That is incorrect. Irish citizens have to register if staying in one Schengen country for longer than 90 days, but can stay in the Schengen area as whole as long as they like. They can go to Portugal, Italy, wherever they want for their time outside Spain. The only restriction for Irish citizens is that unlike citizens of Schengen member states, they need to show their passport when first entering the Schengen area. Once they're there, they can stay as long as they want to and could theoretically go to a new Schengen country every month. British citizens can no longer do this.


----------



## proud.to.be.EUROPEAN (Feb 14, 2020)

trotter58 said:


> see post #13 by
> *xabiaxica*
> " _Ireland isn't signed up to the Schengen agreement, so the 90/180 rules apply. The Schengen zone & the EU aren't the same thing._ "
> One of you guys is wrong.


We are both right. Immigration rules are compex subject and there are many different conbinations of rules that can apply.

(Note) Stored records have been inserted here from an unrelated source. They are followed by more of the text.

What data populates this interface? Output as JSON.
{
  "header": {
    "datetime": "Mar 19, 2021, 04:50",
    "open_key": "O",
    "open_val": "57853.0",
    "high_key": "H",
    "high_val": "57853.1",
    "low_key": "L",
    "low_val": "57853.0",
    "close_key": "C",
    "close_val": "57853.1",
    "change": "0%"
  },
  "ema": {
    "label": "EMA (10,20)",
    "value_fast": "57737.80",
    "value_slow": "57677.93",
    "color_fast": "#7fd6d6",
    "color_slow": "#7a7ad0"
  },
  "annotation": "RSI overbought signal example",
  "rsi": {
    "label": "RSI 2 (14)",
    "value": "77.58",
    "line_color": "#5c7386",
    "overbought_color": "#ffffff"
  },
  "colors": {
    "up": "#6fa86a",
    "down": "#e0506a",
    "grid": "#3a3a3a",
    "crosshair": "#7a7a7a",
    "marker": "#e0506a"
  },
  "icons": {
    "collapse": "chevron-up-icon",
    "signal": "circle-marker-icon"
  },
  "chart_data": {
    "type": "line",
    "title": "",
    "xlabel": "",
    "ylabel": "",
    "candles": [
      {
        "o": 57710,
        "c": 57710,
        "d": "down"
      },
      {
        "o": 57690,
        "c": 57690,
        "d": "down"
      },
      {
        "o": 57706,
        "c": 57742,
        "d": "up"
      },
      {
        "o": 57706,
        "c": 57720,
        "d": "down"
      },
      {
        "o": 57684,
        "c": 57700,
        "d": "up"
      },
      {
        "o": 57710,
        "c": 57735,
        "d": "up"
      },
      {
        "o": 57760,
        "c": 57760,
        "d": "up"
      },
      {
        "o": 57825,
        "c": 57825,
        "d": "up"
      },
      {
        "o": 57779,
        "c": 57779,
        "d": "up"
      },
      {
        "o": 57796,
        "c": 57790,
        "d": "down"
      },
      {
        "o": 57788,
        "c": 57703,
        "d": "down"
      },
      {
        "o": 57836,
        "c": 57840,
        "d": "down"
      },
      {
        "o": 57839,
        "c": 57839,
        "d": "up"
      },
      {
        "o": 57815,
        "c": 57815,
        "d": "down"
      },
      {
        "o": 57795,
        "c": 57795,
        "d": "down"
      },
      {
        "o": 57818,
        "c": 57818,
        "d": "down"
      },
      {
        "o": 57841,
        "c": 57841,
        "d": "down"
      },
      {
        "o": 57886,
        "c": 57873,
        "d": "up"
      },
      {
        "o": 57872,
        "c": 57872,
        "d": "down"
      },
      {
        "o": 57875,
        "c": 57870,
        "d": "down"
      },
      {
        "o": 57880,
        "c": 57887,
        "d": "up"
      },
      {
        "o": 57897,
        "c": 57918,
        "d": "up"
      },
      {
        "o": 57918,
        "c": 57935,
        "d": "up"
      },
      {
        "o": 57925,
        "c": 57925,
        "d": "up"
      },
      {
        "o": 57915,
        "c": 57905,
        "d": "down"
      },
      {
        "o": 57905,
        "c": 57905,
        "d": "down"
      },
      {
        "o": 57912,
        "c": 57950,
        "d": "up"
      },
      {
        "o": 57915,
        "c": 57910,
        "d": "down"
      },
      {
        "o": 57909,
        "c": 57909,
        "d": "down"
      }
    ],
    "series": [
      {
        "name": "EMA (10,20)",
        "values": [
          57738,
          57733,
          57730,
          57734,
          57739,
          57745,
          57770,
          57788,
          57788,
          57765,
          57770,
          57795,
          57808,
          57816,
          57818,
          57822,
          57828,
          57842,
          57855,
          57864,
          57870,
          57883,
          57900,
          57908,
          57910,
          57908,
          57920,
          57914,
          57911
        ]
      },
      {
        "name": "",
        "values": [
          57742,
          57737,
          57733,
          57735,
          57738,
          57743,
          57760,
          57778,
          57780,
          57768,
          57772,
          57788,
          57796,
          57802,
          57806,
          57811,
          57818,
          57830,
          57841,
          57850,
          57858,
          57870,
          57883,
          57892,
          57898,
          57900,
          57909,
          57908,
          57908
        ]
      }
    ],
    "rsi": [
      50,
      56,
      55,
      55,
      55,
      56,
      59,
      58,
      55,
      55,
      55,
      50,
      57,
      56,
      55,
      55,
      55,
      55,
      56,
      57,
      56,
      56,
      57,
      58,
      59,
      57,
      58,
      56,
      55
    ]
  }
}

1. Schengen 90/180 rules do not apply to EU nationals or their close family members when traveling as group
2. Ireland is not member of Schengen, but UK nationals have freedom of movement under CTA arangment
3. EU nationals are required (but not forced) to register their presence in another EU state after 90 days, under free movement directive
4. Not all EU states are member of Schengen. There are few non-EU states that are members. Google it.


----------



## Joey Testa (Jan 5, 2021)

Is it really better to buy a place in Javea rather than renting? There are a lot of taxes associated with buying and selling property in Spain and the risk of overpaying is high if you don´t know the local market.


----------